GSA opens the door for OASIS small business
Just a week after the Government Accountability Office denied the small business protests of the $60 billion OASIS contract, GSA has declared it open for business.
The General Services Administration’s announcement only covers the small business OASIS contract. Several protests involving large businesses are still pending before GAO.
The notice to proceed means that agencies can now begin issuing task orders against the contract, which is designed for high-end professional services.
In addition to the GAO denial, the U.S. Court of Federal Claims also turned down a protest.
Agencies will have plenty of small businesses to choose from as 125 companies won spots on the contract.
Another 75 large businesses won spots on the full-and-open portion.
As I wrote in an earlier blog, GSA seems to have learned several lessons from when it was flooded with protests when it made its Alliant awards.
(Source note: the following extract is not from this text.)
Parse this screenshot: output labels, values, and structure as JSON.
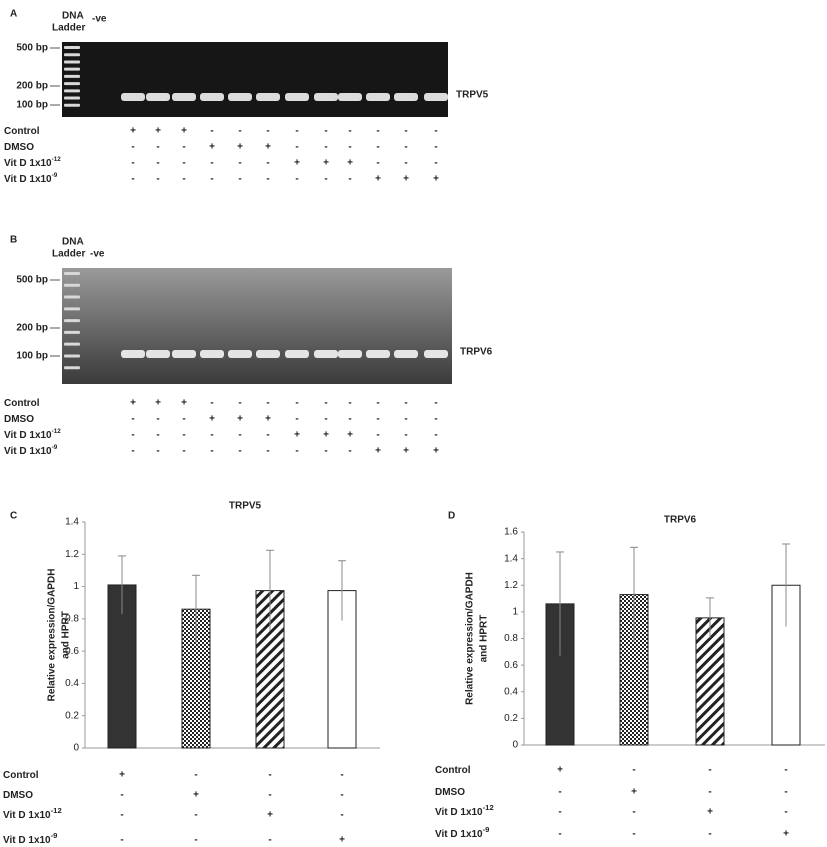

The protests delayed that contract for a considerable amount of time.
For OASIS, GSA emphasized the need for communication with industry, and there were many opportunities for feedback as GSA developed the solicitation.
And although GSA still faces some protests, it doesn’t appear they’ll de-rail the contract.
GSA also is using the same model as it develops the next generation of the Alliant contract.
The agency expects OASIS to get a lot of use. The Air Force has stepped forward and pledged to use the contract to the tune of $1.4 billion a year for professional services.
For the winners, this announcement, of course, is just the beginning. Now, the real competition begins.